Member of the Regional Command of the Iraqi Regional Branch
- In office 1964 – July 1973
- RC Secretary: Ahmed Hassan al-Bakr

Personal details
- Born: 1935 Samarra, Kingdom of Iraq
- Died: 1979 (aged 44) Ba'athist Iraq
- Party: Iraqi Regional Branch of the Arab Socialist Ba'ath Party

= Abdul Khaliq al-Samarra'i =

Iraqi politician and Ba'ath Party official

Abdul Khaliq al-Samarra'i (عبد الخالق السامرائي) was an Iraqi politician and leading member of the Ba'ath Party in Iraq. He was a member of the Regional Command from 1964 to 1973, and considered a serious rival of Saddam Hussein for leadership of the civilian faction of the Ba'ath Party. He was arrested in 1973 for his alleged involvement in a plot to overthrow the government, and executed in 1979 by Hussein.

==Biography==
He was born in the city of Samarra into a wealthy family in 1935 and received a secondary education there. His father sent him to finish high school and university in Baghdad. He became a member of the Arab Socialist Ba'ath Party in Iraq in 1952, the Iraqi Regional Command in 1964, the National Command in 1968 and the Revolutionary Command Council (RCC) in 1969. In 1972, he was Chairman of the Cultural Bureau of the RCC. During the 1966 Ba'ath Party split, al-Samarra'i sided with Michel Aflaq. Throughout his tenureship, he was Saddam Hussein's most notable contender for the leadership of the civilian faction, and was considered the third most powerful man in Iraq by observers. By 1973, al-Samarra'i had become a focal point for those Ba'athists who still believed in the tenets of Ba'athism, and did not wish to follow blindly the rule of Ahmed Hassan al-Bakr.

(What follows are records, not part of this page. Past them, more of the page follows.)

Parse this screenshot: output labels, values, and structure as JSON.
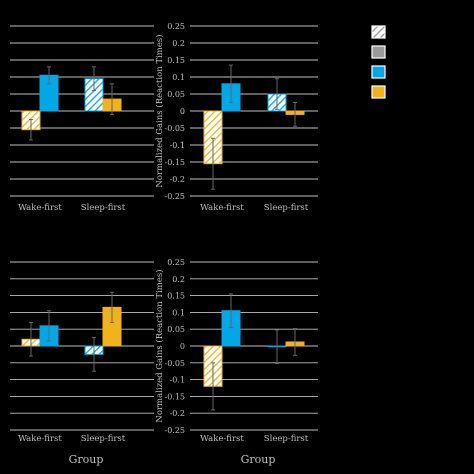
{
  "colors": {
    "background": "#000000",
    "grid": "#bfbfbf",
    "axis_text": "#bfbfbf",
    "blue": "#00a8e8",
    "orange": "#f2b21b",
    "gray": "#9a9a9a",
    "white": "#ffffff",
    "error_bar": "#666666"
  },
  "legend": {
    "entries": [
      {
        "pattern": "hatch-gray"
      },
      {
        "pattern": "solid-gray"
      },
      {
        "pattern": "solid-blue"
      },
      {
        "pattern": "solid-orange"
      }
    ]
  },
  "chart_data": [
    {
      "type": "bar",
      "panel": "top-left",
      "categories": [
        "Wake-first",
        "Sleep-first"
      ],
      "series": [
        {
          "fill": "orange",
          "pattern": "hatch",
          "values": [
            -0.055,
            null
          ],
          "errors": [
            0.03,
            null
          ]
        },
        {
          "fill": "blue",
          "pattern": "solid",
          "values": [
            0.105,
            null
          ],
          "errors": [
            0.025,
            null
          ]
        },
        {
          "fill": "blue",
          "pattern": "hatch",
          "values": [
            null,
            0.095
          ],
          "errors": [
            null,
            0.035
          ]
        },
        {
          "fill": "orange",
          "pattern": "solid",
          "values": [
            null,
            0.035
          ],
          "errors": [
            null,
            0.045
          ]
        }
      ],
      "ylim": [
        -0.25,
        0.25
      ],
      "yticks": [],
      "xlabel": "",
      "ylabel": "",
      "grid": true
    },
    {
      "type": "bar",
      "panel": "top-right",
      "categories": [
        "Wake-first",
        "Sleep-first"
      ],
      "series": [
        {
          "fill": "orange",
          "pattern": "hatch",
          "values": [
            -0.155,
            null
          ],
          "errors": [
            0.075,
            null
          ]
        },
        {
          "fill": "blue",
          "pattern": "solid",
          "values": [
            0.08,
            null
          ],
          "errors": [
            0.055,
            null
          ]
        },
        {
          "fill": "blue",
          "pattern": "hatch",
          "values": [
            null,
            0.05
          ],
          "errors": [
            null,
            0.045
          ]
        },
        {
          "fill": "orange",
          "pattern": "solid",
          "values": [
            null,
            -0.01
          ],
          "errors": [
            null,
            0.035
          ]
        }
      ],
      "ylim": [
        -0.25,
        0.25
      ],
      "yticks": [
        "0.25",
        "0.2",
        "0.15",
        "0.1",
        "0.05",
        "0",
        "-0.05",
        "-0.1",
        "-0.15",
        "-0.2",
        "-0.25"
      ],
      "xlabel": "",
      "ylabel": "Normalized Gains   (Reaction Times)",
      "grid": true
    },
    {
      "type": "bar",
      "panel": "bottom-left",
      "categories": [
        "Wake-first",
        "Sleep-first"
      ],
      "series": [
        {
          "fill": "orange",
          "pattern": "hatch",
          "values": [
            0.02,
            null
          ],
          "errors": [
            0.05,
            null
          ]
        },
        {
          "fill": "blue",
          "pattern": "solid",
          "values": [
            0.06,
            null
          ],
          "errors": [
            0.045,
            null
          ]
        },
        {
          "fill": "blue",
          "pattern": "hatch",
          "values": [
            null,
            -0.025
          ],
          "errors": [
            null,
            0.05
          ]
        },
        {
          "fill": "orange",
          "pattern": "solid",
          "values": [
            null,
            0.115
          ],
          "errors": [
            null,
            0.045
          ]
        }
      ],
      "ylim": [
        -0.25,
        0.25
      ],
      "yticks": [],
      "xlabel": "Group",
      "ylabel": "",
      "grid": true
    },
    {
      "type": "bar",
      "panel": "bottom-right",
      "categories": [
        "Wake-first",
        "Sleep-first"
      ],
      "series": [
        {
          "fill": "orange",
          "pattern": "hatch",
          "values": [
            -0.12,
            null
          ],
          "errors": [
            0.07,
            null
          ]
        },
        {
          "fill": "blue",
          "pattern": "solid",
          "values": [
            0.105,
            null
          ],
          "errors": [
            0.05,
            null
          ]
        },
        {
          "fill": "blue",
          "pattern": "hatch",
          "values": [
            null,
            -0.002
          ],
          "errors": [
            null,
            0.05
          ]
        },
        {
          "fill": "orange",
          "pattern": "solid",
          "values": [
            null,
            0.012
          ],
          "errors": [
            null,
            0.04
          ]
        }
      ],
      "ylim": [
        -0.25,
        0.25
      ],
      "yticks": [
        "0.25",
        "0.2",
        "0.15",
        "0.1",
        "0.05",
        "0",
        "-0.05",
        "-0.1",
        "-0.15",
        "-0.2",
        "-0.25"
      ],
      "xlabel": "Group",
      "ylabel": "Normalized Gains   (Reaction Times)",
      "grid": true
    }
  ]
}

In 1973, he became implicated in Nazim Kazzar's plot to overthrow the government. Following the failed coup attempt al-Samarra'i was found guilty of anti-state activities and arrested. There are several who doubt al-Samarra'i's involvement in the failed coup. Even so, al-Bakr never ratified his death sentence, and al-Samarra'i lived in solitary confinement until 1979. The reason that his execution was stayed was that Aflaq and Kamal Jumblatt, the leader of Lebanon’s National Front, campaigned actively against giving him a death sentence. Even so, in August 1979, Saddam executed al-Samarra'i along with others who Saddam claimed were members of a conspiracy to overthrow the government.